In order to understand why non-religious French Arabs turn to Islam and become radicalized (some more than others) it might be helpful to look into why so many African-Americans converted to Islam during the Civil Rights Movement. I first read about The Civil Rights Movement in my senior year in high school, so ages ago. It's about time I started reading about this again. I need to dig deeper, go beyond the facts.

*

Yet another distinction people aren't willing to make these days is that the ones who lack humor are fanatics, and not ALL Muslims. (I already feel ridiculous repeating "not ALL Muslims" b/c no one should have to say smth so obvious; I didn't need to read a book on a cognitive-behavioral approach to depression to know that absolute generalizations like "all [insert group of people]" are indicative of a flawed logic; but maybe some ppl could use such a read? anyways.) So, this inexplicably super-popular blogger (also a writer and a filmmaker? ugh, who gives a sh-- ?) who seems to be an expert on everything under this Sun and beyond (not a  generalization, a hyperbole *wink*) made a HUGE discovery: he looked up the equivalents for humor, irony, and sarcasm in a Persian dictionary and - lo and behold - he didn't find them. (And what am I supposed to understand from this? That Muslims have no sense of humor?) Maybe he should look up "ridiculous" cause I'm sure he'll find this word. With his picture next to it. How can you conclude these words don't exist in a language just because you couldn't find them in a dictionary? Wouldn't smth like oh, IDK, logic (?) require you to first question the source, i.e. the dictionary that is surely incomplete, and then do more research before you draw your conclusions?! Seriously! Besides: satire is a special kind of humor - it's about mockery, and as this guy pointed out, there is an equivalent for this in his little useless dictionary. Moreover: just because you can't find linguistic equivalents for words like humor, irony and sarcasm, that doesn't automatically mean that the concepts are unknown in that culture. I take Satrapi's graphic novels as an indication of that (yes, her education is very French, but most of the hilarious dialogues in her graphic novels are b/w her Iranian relatives in, you know, Iran).

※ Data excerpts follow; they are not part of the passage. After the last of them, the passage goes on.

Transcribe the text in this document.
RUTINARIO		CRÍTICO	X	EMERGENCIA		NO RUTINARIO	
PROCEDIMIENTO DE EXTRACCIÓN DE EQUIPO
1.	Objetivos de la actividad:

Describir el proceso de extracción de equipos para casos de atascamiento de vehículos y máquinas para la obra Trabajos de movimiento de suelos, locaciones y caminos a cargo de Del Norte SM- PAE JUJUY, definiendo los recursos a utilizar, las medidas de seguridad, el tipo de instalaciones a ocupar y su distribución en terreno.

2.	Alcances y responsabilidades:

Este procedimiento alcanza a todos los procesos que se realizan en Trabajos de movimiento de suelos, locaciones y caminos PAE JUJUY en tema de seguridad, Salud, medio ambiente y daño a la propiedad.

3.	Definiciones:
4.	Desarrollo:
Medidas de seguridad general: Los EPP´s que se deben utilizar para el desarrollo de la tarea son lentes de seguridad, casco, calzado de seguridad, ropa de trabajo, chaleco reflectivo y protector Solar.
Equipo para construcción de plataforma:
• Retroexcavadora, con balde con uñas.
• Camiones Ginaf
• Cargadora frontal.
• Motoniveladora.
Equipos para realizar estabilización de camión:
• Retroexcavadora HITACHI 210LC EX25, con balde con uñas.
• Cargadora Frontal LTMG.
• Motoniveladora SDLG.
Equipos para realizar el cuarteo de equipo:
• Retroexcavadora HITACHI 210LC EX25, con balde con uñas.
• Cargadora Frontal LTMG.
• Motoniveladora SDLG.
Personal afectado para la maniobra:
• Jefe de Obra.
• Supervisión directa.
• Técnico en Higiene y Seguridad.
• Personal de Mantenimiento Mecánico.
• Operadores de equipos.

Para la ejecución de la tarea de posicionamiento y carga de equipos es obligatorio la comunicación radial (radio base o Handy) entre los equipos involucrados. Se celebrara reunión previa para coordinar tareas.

(Also: making assumptions about an entire culture based on your encounter with that culture is not only intellectually dishonest but also dangerous. It's the type of thing that - when compounded - leads to failure after failure in the intercultural dialogue. If you experience a cultural clash, keep in mind that about 50% of that is a failure on your part. I should know it.)
*

This is the best random find at this moment: When Satire Conquered Iran. I still can't get over how perfect this is for the point I've tried to make above. More and more convinced racism / misogyny / homophobia etc. come from an unwillingness to bother reading a few lines that challenge your preconceptions about the Other.

*

This little exercise of mine is already wearing me down. It is already a failure. Instead of doing my research, I keep getting fixated on and responding passive-aggressively to random stuff I see on that stupid FB. Sigh.